‘Individual genes don’t tell the whole story — how they interact is the key’

Mapping pathways that govern complex genetic activity will finally reveal the medical future hidden in your history, says evolutionary biologist.

When the Human Genome Project reached its ambitious goal of mapping the entire human genome, it seemed the world was entering an era of personalized medicine, where evidence from our own specific genetic material would guide our care.

That was 2003, and nearly a generation after that spectacular collaborative achievement, we are still waiting for that promise to materialize. We may know that a person carries a gene associated with breast cancer, for example, but not whether that person will go on to develop the disease.

New research by McMaster evolutionary biologist Rama Singh suggests the reason is that there is another, hidden layer that controls how genes interact, and how the many billions of possible combinations produce certain results. That layer is composed of largely uncharted biochemical pathways that control gene expression in cells through chemical reactions.

“Once we knew the genes, we believed we knew all we needed to know, but we didn’t,” Singh says. “Individual genes don’t tell the whole story. How they interact is the key. Single genes, typically, have very little quantitative impact on what characteristics are ultimately expressed.

“We need to learn much more about the combinations that unlock disease – what is today called ‘missing heritability’. Knowing the genes without knowing the pathways is like knowing all the stoplights in a city without ever seeing how the streets are laid out.”

Decoding how our genes create an identifiable outcome like brown eyes, receding hair or high cholesterol is a daunting mathematical and scientific challenge, especially if one looks only at genes themselves, Singh says, but understanding the pathways that regulate their activity can greatly simplify that challenge and unlock the potential first revealed by the success of the Human Genome Project.

“Isolating genes on the chromosome is not going to add up to explain the presence of absence of disease. There is something in the biochemical pathway that right now we don’t know how to measure,” Singh says. “We have always known that genetic and environmental variations determine physical outcomes, but there is a third component: pathway variation. Rather than simply counting individual genes, a pathway-based approach will take us much farther.”

The astounding number of possible gene combinations comprises all the genes in the human genome – including previous versions encoded in every cell’s genetic history, Singh explains. An organism does not actively use all its genetic material at any given time, but cells carry backup versions of their own evolution as a reservoir to tap when conditions change — a concept Singh calls “unnecessary complexity.”

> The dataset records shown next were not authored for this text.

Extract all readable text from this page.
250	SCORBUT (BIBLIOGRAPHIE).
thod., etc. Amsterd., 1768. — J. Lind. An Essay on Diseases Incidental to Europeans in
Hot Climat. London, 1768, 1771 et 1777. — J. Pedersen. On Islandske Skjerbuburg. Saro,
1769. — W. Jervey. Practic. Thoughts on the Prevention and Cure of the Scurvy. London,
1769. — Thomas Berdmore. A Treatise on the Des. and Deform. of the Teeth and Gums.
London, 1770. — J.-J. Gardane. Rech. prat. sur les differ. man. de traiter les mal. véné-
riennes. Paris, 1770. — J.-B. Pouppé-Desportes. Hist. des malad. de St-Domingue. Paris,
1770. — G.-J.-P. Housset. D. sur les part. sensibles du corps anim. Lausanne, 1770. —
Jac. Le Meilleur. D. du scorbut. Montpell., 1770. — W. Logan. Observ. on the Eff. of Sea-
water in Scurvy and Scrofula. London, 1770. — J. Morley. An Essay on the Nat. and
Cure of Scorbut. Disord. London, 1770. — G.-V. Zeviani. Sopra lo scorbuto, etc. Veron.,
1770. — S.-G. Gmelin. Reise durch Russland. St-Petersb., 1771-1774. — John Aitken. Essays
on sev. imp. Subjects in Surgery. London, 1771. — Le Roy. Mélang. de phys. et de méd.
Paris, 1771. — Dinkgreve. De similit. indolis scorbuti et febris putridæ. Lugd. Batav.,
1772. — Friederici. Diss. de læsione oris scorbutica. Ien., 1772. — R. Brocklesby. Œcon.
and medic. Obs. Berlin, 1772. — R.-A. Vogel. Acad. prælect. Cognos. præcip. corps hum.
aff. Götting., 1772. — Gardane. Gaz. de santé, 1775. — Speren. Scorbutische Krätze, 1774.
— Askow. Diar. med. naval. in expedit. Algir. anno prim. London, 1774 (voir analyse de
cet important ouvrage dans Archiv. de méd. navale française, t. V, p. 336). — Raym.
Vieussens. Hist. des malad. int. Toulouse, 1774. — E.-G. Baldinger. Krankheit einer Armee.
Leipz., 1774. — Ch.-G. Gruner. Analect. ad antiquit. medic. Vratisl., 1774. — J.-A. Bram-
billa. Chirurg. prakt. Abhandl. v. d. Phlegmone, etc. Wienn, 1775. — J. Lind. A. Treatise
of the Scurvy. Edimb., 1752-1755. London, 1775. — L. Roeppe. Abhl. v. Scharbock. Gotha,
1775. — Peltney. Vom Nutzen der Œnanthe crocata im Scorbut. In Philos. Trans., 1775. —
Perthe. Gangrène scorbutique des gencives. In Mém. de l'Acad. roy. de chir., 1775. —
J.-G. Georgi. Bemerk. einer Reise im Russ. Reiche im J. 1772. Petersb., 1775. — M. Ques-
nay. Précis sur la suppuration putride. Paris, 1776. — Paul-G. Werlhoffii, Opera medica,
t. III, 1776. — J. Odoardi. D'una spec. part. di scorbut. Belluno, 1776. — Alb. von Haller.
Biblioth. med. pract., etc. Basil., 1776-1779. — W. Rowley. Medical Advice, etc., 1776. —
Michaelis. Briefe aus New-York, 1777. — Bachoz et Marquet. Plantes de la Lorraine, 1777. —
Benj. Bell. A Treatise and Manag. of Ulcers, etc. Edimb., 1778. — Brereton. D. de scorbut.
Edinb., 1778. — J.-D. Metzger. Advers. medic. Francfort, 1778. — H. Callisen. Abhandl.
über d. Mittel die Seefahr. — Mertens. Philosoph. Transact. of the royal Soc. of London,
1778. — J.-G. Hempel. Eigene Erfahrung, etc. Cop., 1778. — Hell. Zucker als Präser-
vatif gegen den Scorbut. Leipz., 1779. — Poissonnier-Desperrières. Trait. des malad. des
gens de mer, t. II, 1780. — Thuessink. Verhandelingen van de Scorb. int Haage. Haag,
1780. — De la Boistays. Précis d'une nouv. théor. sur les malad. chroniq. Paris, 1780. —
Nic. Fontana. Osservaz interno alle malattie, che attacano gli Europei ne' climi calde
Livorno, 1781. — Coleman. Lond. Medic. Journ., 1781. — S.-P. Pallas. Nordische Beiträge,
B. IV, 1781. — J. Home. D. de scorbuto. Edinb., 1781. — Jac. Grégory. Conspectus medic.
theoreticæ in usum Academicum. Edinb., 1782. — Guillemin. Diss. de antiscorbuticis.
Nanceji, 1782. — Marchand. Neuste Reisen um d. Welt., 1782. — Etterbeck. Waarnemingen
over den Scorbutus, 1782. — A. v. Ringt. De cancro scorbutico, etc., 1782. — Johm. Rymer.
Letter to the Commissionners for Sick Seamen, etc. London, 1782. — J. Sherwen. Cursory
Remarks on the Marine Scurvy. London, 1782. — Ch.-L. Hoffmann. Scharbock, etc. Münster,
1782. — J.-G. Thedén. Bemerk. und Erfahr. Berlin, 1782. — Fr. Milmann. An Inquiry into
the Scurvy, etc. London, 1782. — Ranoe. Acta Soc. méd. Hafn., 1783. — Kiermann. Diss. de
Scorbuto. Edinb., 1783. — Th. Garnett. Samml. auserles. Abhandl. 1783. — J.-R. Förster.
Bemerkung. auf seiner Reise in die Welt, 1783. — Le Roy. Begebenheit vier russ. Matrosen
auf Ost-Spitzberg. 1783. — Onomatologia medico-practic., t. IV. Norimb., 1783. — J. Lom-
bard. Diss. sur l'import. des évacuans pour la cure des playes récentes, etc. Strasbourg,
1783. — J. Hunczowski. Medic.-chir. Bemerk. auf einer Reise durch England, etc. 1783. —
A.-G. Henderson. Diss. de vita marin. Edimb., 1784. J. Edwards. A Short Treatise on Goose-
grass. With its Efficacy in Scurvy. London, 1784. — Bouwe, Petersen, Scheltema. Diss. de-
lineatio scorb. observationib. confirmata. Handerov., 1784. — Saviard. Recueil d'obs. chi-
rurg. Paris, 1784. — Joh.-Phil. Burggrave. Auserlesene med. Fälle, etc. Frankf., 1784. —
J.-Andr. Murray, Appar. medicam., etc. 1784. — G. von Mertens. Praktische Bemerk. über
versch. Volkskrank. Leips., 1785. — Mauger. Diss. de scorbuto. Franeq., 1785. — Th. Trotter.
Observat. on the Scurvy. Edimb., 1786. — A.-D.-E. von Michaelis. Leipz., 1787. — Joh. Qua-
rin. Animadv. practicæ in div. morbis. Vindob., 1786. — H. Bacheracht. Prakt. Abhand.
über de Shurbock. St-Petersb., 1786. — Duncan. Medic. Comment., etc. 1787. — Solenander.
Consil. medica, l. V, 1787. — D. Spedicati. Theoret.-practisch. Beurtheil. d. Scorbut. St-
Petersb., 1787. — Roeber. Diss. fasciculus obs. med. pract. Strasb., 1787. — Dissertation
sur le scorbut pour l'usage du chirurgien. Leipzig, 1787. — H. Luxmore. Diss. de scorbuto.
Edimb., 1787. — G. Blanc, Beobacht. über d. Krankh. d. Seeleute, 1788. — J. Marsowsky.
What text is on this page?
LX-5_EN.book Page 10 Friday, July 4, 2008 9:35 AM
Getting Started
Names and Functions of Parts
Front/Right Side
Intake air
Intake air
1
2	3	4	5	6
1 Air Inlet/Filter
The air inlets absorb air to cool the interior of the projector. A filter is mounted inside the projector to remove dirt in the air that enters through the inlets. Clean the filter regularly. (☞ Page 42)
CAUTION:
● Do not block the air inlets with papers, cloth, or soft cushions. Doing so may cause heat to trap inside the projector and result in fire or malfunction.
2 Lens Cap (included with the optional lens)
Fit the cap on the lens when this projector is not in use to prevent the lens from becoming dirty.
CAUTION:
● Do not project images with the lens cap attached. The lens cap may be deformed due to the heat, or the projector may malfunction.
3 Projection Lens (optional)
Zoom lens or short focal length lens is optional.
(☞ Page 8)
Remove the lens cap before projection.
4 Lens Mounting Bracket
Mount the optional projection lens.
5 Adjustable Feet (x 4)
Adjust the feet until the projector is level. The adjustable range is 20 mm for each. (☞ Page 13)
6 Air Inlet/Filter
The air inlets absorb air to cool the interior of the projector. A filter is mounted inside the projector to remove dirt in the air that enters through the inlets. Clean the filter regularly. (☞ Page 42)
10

Being able to access previous adaptations gives every organism some capacity to adapt and change within its environment, Singh says, and biochemical pathways enable cells to draw from that memory when necessary.

“It’s like having a chequing account and a savings account. We use our chequing account for everyday expenses, but we have a savings account to draw on if needed,” Singh says. “Organisms have redundant genetic material to draw upon and help them survive when the environment changes.”

Singh’s research, newly published in The Journal of Molecular Evolution, is part of his ongoing effort to align evolutionary biology and medical practice, an area of science he believes is rich with promise.

Singh has dedicated the new paper to the memory of his mentor Richard Lewontin, an influential Harvard biologist who died July 4. Singh had shared an early version of the paper with him.